Poverty in Finland
Poverty in Finland? Regardless of a person’s wealth, social well-being or background, Finland is one of the most successful countries in providing equal opportunities for all citizens. No person in Finland lives beneath the international poverty line due to social benefits for employees, pensioners and young people.

Successfully Fighting Poverty in Finland

As of January, Finland has seen its highest unemployment rate since June 2016, with an increase to 9.2 percent. Although the rate has increased, Finland is currently in the midst of trialing a universal basic income scheme. The country now pays its unemployed citizens £475 per month in place of previous social benefits and will continue to pay this even when citizens find work. This trial aims to not only reduce but bring an end to poverty in Finland.

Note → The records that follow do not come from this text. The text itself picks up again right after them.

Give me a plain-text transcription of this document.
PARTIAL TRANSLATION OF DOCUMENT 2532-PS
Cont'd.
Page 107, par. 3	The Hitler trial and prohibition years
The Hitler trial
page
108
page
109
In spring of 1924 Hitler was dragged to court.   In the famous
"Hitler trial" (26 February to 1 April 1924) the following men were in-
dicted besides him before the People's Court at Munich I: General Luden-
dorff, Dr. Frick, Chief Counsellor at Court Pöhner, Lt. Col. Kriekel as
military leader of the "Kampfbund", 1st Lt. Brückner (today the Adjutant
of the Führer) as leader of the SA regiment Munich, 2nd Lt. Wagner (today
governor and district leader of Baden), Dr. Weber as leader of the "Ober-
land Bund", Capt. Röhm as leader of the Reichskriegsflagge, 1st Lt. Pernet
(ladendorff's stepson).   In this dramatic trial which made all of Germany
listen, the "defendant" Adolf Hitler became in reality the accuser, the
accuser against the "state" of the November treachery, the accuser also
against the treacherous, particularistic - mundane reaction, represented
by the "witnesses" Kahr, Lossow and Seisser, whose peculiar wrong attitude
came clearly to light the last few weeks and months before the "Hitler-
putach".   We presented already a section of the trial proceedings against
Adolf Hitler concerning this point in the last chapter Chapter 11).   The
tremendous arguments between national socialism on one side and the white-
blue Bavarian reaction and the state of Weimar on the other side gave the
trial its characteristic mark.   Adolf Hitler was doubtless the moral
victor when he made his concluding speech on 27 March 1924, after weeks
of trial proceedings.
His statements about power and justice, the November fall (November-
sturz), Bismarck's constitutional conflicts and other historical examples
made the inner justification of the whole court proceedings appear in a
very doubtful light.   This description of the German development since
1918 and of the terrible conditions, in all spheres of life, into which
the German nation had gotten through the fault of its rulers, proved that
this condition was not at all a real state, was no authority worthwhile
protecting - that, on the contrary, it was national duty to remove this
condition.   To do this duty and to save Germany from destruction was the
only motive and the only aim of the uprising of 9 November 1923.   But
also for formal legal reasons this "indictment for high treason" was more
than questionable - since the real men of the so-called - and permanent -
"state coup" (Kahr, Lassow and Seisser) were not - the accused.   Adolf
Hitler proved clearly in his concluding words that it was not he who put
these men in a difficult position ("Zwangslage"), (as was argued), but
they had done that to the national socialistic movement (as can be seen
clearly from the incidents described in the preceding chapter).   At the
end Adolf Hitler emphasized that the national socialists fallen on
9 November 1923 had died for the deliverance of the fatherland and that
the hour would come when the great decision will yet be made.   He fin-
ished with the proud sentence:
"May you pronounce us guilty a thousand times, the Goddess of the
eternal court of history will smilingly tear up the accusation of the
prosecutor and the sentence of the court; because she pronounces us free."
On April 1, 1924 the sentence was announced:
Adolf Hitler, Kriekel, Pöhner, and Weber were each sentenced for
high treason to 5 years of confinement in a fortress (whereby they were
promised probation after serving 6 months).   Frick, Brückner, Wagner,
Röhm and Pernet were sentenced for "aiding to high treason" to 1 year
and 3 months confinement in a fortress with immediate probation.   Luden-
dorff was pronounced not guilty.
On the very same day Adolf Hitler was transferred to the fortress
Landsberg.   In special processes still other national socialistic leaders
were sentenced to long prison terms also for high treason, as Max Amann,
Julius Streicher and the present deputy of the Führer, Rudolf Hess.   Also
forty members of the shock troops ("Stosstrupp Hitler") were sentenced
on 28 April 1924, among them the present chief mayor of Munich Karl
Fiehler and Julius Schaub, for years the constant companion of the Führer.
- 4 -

Although this scheme is intended to alleviate poverty in Finland, it could also push more people below the poverty line. Due to child benefits, housing allowances and national pensions being cut, Finland could see a rise in poverty rates. Already 180,000 pensioners live below the poverty line and this could increase due to the cuts in benefits and allowances that the government previously provided. Even with the government paying unemployed citizens monthly, pensioners will benefit more from social allowances than from this recurring payment.

Education in Finland is designed to provide the best experience for students and to lead them straight into employment. Children do not start school until they reach the age of seven and are not formally tested until they reach 16. With a high graduation rate of 93 percent, 66 percent of students then continue to study at college-level and another 43 percent begin vocational training. The school system is completely funded by the state in order for every child to have the opportunity to receive an education. With a high rate of college and vocational applicants, Finland provides every opportunity for students to head straight into employment.

Healthcare is not free in Finland; it is funded through taxation and patient fees. Facilities determine medical charges based on the patient’s ability to pay for their medication. Nevertheless, healthcare is available to all permanent residents in Finland.

Poverty in Finland is one of the lowest worldwide due to social benefits. Hopefully, this new scheme will prove to alleviate poverty and boost employment rates.